Broken Course (Wrecked and Ruined #3)
Aly Martinez
"YES," I hiss to myself as the silver metal slices across my wrist. Blood pours onto the bathroom floor as I stare emotionlessly, praying that it takes my life along with it. My breath slips from my chest as my head lightens. The dark-red fluid running down my arm does nothing to quell the loathing that still burns inside me.
That’s for Manda.
"I'm sorry. Oh, God. I'm so sorry." But it's not enough just to be sorry anymore.
The tears slide down my cheeks, mingling with the blood on the floor. My life and grief finally meet in the same moment that will enable me to escape both. The numbness overwhelms my body, so I take another swipe across my arm just to remind myself that I'm still here and living—the worst punishment of all. The pain doesn't even register amongst the guilt and hate that devours me.
That’s for Emma.
I briefly catch a glance of my blood-streaked face in the mirror. The hollowness I feel on the inside is finally leaking out, filling my soul as it empties from my veins. I can't fight for a life I don't want to live.
I surrender.
My world may be filled with people, but somehow, I still find myself completely alone in the shadows of my mind. It physically hurts to open my eyes every day. As my lids droop, I don’t fight the exhaustion any longer. I drag the knife across my forearm, pressing as hard as the pain will allow. My hands are shaking and the pain is agonizing. But I deserve this.
That’s for Brett.
"I quit," I announce to the image in the mirror. "I quit," I repeat on a whisper.
I can feel the darkness closing in, freeing everyone who has been tangled in my web since that night. If I'm gone, I can't hurt anyone else. I only wish I could have done this before I’d had the chance to kill the only person who ever loved me unconditionally. I move to my legs and, as quickly as I can, carve the knife across my thigh.
That’s for my family.
My only regret is that I can't clean up the mess I made in this life before I leave it. I don't deserve the attention or the love. I deserve to disappear and fade into ashes. I deserve to be nonexistent. While that should scare me, it seems less painful than continuing the fa?ade of living.
I move to my other leg, the only place that remains unscathed. Then I draw the sharp edge diagonally, watching carefully as the blood springs to the surface.
That’s for Casey.
"Sarah!" I hear Brett scream as he pounds on the bathroom door.
I just want to forget.
"Sarah, what the fuck are you doing?" he shouts, but I barely lift my shaking arm to slice the tip of the knife across my neck—the final effort that will prevent him from forcing me to fight any longer.
I can't do this anymore.
The cool metal tip forces a cry from my lips, but I'm not strong enough to do much more than superficially wound myself.
That’s for myself.
Just as Brett breaks open the door, I glance down at my wrists and legs and let out a relieved breath as I see the irreparable damage.
It's almost over.
I should be frightened. I should be terrified of death. I should be sorry. However, as he begins shouting and frantically trying to put pressure on all of my wounds, I feel none of that.
I feel the end—it's euphoric.
"Sarah, don't do this. Damn it! Stay with me." Brett brushes the hair from my face, but I'm too far gone to even open my eyes and take in one last glance of his beautiful face.
Let me go.
"Just hang on, baby. It’s all going to be okay."
As I drift off in his arms, I know he couldn't be more wrong.
Seven Years Later…
"HEY, BABE." I answer my phone to hear Erica sobbing on the other end. "What’s wrong?" I immediately freeze in the middle of the busy Chicago sidewalk.
"It’s a boy!" She laughs across the line. "We're going to name him Adam."

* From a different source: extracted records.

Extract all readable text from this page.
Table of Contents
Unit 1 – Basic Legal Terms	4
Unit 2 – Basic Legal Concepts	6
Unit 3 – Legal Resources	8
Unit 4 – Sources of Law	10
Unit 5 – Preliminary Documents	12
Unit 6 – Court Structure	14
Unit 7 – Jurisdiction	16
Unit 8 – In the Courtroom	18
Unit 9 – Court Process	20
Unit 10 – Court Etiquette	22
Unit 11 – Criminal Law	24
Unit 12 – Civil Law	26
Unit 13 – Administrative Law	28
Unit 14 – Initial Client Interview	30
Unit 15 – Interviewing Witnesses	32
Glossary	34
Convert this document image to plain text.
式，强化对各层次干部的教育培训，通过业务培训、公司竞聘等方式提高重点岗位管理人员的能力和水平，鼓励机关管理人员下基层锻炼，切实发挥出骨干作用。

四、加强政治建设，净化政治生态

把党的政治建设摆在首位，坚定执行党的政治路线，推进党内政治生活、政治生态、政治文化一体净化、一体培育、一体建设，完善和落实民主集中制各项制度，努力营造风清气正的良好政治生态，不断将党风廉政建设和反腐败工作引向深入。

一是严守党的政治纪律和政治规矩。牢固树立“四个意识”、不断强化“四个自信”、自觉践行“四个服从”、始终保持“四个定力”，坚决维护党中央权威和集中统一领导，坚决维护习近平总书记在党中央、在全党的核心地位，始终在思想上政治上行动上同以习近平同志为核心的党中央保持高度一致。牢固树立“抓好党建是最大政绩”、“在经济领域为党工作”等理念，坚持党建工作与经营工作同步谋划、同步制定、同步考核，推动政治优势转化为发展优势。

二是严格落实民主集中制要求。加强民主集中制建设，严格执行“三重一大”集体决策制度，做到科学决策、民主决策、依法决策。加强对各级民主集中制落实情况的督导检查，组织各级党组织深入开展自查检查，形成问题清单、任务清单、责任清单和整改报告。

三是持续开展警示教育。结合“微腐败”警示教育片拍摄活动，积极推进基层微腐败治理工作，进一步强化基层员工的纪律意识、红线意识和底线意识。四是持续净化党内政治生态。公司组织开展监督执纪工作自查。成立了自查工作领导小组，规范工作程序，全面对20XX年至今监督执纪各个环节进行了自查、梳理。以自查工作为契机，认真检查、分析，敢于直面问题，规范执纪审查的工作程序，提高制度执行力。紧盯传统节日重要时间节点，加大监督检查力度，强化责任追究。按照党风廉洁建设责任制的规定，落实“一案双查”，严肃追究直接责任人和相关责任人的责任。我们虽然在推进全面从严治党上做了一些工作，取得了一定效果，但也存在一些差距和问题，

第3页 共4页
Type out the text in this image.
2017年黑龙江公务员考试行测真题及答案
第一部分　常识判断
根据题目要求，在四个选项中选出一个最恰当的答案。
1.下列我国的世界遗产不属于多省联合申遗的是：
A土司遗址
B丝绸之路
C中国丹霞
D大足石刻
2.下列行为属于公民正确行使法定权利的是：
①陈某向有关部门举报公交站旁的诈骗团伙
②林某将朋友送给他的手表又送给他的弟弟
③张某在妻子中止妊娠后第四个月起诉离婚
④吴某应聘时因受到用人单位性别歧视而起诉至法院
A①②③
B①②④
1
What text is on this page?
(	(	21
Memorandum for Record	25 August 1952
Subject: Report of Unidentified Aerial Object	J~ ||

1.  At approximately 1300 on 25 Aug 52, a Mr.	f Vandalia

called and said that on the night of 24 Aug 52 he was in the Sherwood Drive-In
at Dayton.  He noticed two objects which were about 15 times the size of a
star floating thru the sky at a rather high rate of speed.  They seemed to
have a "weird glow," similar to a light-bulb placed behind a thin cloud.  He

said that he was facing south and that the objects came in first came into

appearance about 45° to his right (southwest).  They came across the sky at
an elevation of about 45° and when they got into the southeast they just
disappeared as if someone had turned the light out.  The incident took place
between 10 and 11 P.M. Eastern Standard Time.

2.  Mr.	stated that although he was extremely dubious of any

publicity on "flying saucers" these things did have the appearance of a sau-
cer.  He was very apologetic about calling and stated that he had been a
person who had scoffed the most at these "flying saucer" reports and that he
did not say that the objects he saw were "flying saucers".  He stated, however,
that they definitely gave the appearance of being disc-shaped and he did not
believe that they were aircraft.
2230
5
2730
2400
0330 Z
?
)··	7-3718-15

My whole body instantly relaxes and a smile spreads across my face. "Congratulations!" I say, laughing right along with her.
Suddenly, a tall blonde fumbling through her purse and cussing catches my eye. She’s gorgeous, but her level of anxiety is what really makes me take notice.
"Are you coming up for the baby shower? Some of the nurses at work are putting together a little something for us in a few months."
"Isn’t that for chicks?" I respond, never tearing my eyes off the blonde, who pulls out her cell phone, just to become more agitated.
"No. Slate will be there. You two can hang out while we gasp over baby clothes."
The woman I’m all but gawking at walks away, only to quickly turn back around and head in my direction.
"Erica, can I call you back?"
"Yeah. Yeah. Yeah. You can get off the phone, but you’re coming to the shower."
"Okay. Send me the info. I’ll be there," I reply just to appease her. "Bye, babe." I hang up and head toward the flustered woman.
The closer I get, the sexier she becomes, and suddenly, I’m approaching her for a totally different reason.